Veo un restaurante italiano de color rojo, con una maceta colgada al lado de la puerta y un banco rosa en la entrada. Miro dentro. Manteles de cuadros rojos y blancos. Madera gris claro. Quiero comer aquí. Suena Paolo Nutini. Estoy en cualquier otro lugar. Joder, como me gusta viajar.
Trainspotting
De Trainspotting la escena que siempre recuerdo es esa en la que los cuatro yonkis se bajan del tren en algún lugar indeterminado del campo escocés, con una bolsa de plástico llena de latas de cerveza, para ir de excursión. La imagen de la estación vacía, el tren marchándose, y ellos con sus bombers y sus martens, con el campo inmenso al frente, siempre me pareció el negativo de las parejas que viajan a cualquier lugar vistiendo ropa técnica Coronel Tapioca.
Esos pantalones caquis con chaquetas ligeras de marcas francesas, y las botas con materiales que no se mojan por dentro aunque se cruce un río. Y las cantimploras de metal Quechua, como botijos portátiles que mantienen el agua fresca, y esas mochilitas que tienen un tubito para beber, y el gorrito con la redecita para que transpire el sudor de la frente, y las gafas de sol con un cordelito, y reflejos dorados o anaranjados de los cristales, y echarse cremita en la nariz al salir a la calle a explorar. La parejita urbana que sale de la ciudad, los dos con el mismo uniforme, pero de diferente color. Es un transpotting, pero al revés.
Me identifico más con los yonkis bebiendo sus latas y diciendo que no están orgullosos de ser escoceses porque son la basura conquistada por la basura de los ingleses. Doblemente basura.
Inventarse
Nahuel, al enterarse que había decidido viajar por el Reino Unido me escribió este mensaje:
“Es ideal. Ideal para escribir. Y pasar muchas horas dentro de los hostels, mirando tele con desconocidos, en un sofá. Y de pronto decir: ¿salimos a caminar a algún lado?. -¿Y tú que hacés? -Tengo unas banda y estamos por sacar un disco. Pero ahora vine aquí para ayudarme a escribir mi primera novela.”
Noche
Camino hacia el este, más allá de lo que he andado hasta ahora. No puedo dejar de sorprenderme con los edificios que voy dejando atrás. Ha llovido, y la ciudad es un infinito número de brillos anaranjados.

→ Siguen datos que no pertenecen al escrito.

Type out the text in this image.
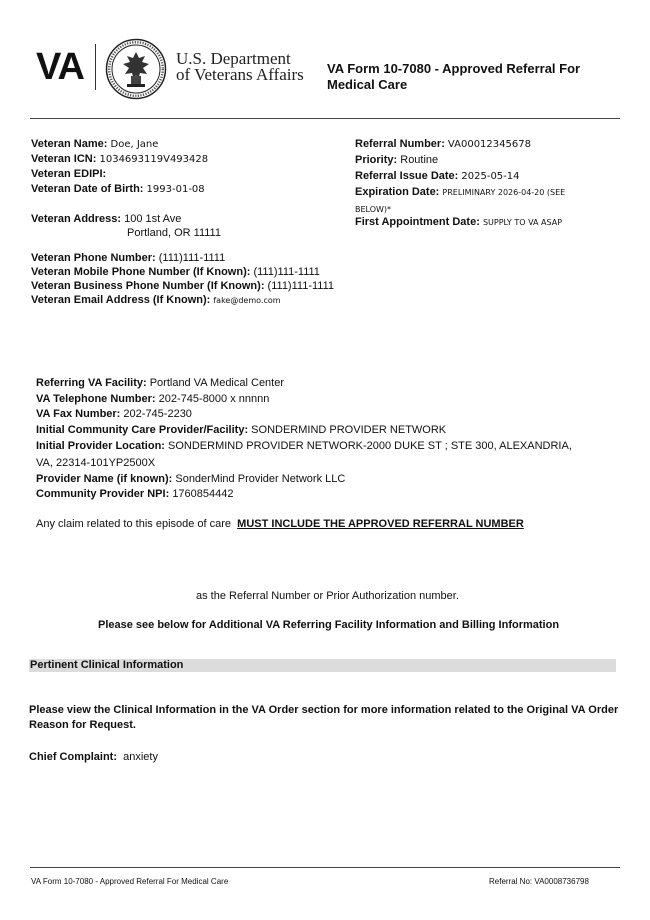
VA	U.S. Department
of Veterans Affairs VA Form 10-7080 - Approved Referral For
Medical Care
Veteran Name: Doe, Jane
Veteran ICN: 1034693119V493428
Veteran EDIPI:
Veteran Date of Birth: 1993-01-08
Veteran Address: 100 1st Ave
Portland, OR 11111
Veteran Phone Number: (111)111-1111
Veteran Mobile Phone Number (If Known): (111)111-1111
Veteran Business Phone Number (If Known): (111)111-1111
Veteran Email Address (If Known): fake@demo.com
Referral Number: VA00012345678
Priority: Routine
Referral Issue Date: 2025-05-14
Expiration Date: PRELIMINARY 2026-04-20 (SEE
BELOW)*
First Appointment Date: SUPPLY TO VA ASAP
Referring VA Facility: Portland VA Medical Center
VA Telephone Number: 202-745-8000 x nnnnn
VA Fax Number: 202-745-2230
Initial Community Care Provider/Facility: SONDERMIND PROVIDER NETWORK
Initial Provider Location: SONDERMIND PROVIDER NETWORK-2000 DUKE ST ; STE 300, ALEXANDRIA,
VA, 22314-101YP2500X
Provider Name (if known): SonderMind Provider Network LLC
Community Provider NPI: 1760854442
Any claim related to this episode of care MUST INCLUDE THE APPROVED REFERRAL NUMBER
as the Referral Number or Prior Authorization number.
Please see below for Additional VA Referring Facility Information and Billing Information
Pertinent Clinical Information
Please view the Clinical Information in the VA Order section for more information related to the Original VA Order
Reason for Request.
Chief Complaint: anxiety
VA Form 10-7080 - Approved Referral For Medical Care	Referral No: VA0008736798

Escucho reír a la gente que sale de los pubs. Las chicas con zapatos altos y abrigos largos caminan deprisa intentando no caer. Los adolescentes van en manga corta con la cara roja. Por un segundo se me olvida que soy un turista de paso. Sé a donde voy, me muevo con la tranquilidad del que conoce el camino. He estado en el pub que me recomendó William, es una noche de Open Mic, pero no podía dejar de pensar qué estaría pasando en el Captains Bar, quién tocaría ahora en el Captains Bar, quién estaría sentado en mi lugar en el Captains Bar, como si ya tuviera derecho a pensar en que ese es mi sitio en el Captains Bar. Tengo que ir al Captains Bar. Regreso al oeste, seguro de cual es el camino hasta el Captains Bar
Nada más sentarme en mi lugar, que me estaba esperando vacío, una señora me pregunta si toco algún instrumento y me pide que cante algo. Digo que no sé. Sonríe. Al ponerse de pie veo que tiene mi tamaño. Su compañero, un tipo barrigudo con sombrero, pelo largo canoso y una barba larga, me hace un gesto de afirmación, moviendo la cabeza de arriba a abajo lentamente. Le habla a otro chico que hay en la mesa de al lado, la mesa de los músicos, sobre barbas y le dice, señalando a cada uno de nosotros, que todos tenemos pelo en la cara, que es lo natural. Llega el músico de hoy, Edwan Wilkinson. Le acompaña una violinista. Me recuerda a la Annie de Treme. La forma en la que cierra los ojos al tocar, el gesto de los labios, el pelo recogido.
Me siento transportado, en otro escenario, en otra vida, y me imagino un mundo paralelo en el que yo soy músico, en el que el ritmo de mis días lo marcan las canciones, en el que soy yo el que transporta a otros mundos paralelos a los que están a mi alrededor. Cuando despierto estoy hablando con Liv, que pregunta qué hago en Edimburgo. “Tengo unas banda y estamos por sacar un disco. Pero ahora vine aquí para ayudarme a escribir mi primera novela”, contesto. «Me obligaste a decirlo, Nahuel«, pienso.
Al dejar la puerta del pub a mi espalda, me vuelve a golpear el frío en la cara. Dentro siguen cantando. Esta vez he ido al baño antes de salir. Mañana me voy de la ciudad, y ya la estoy echando de menos.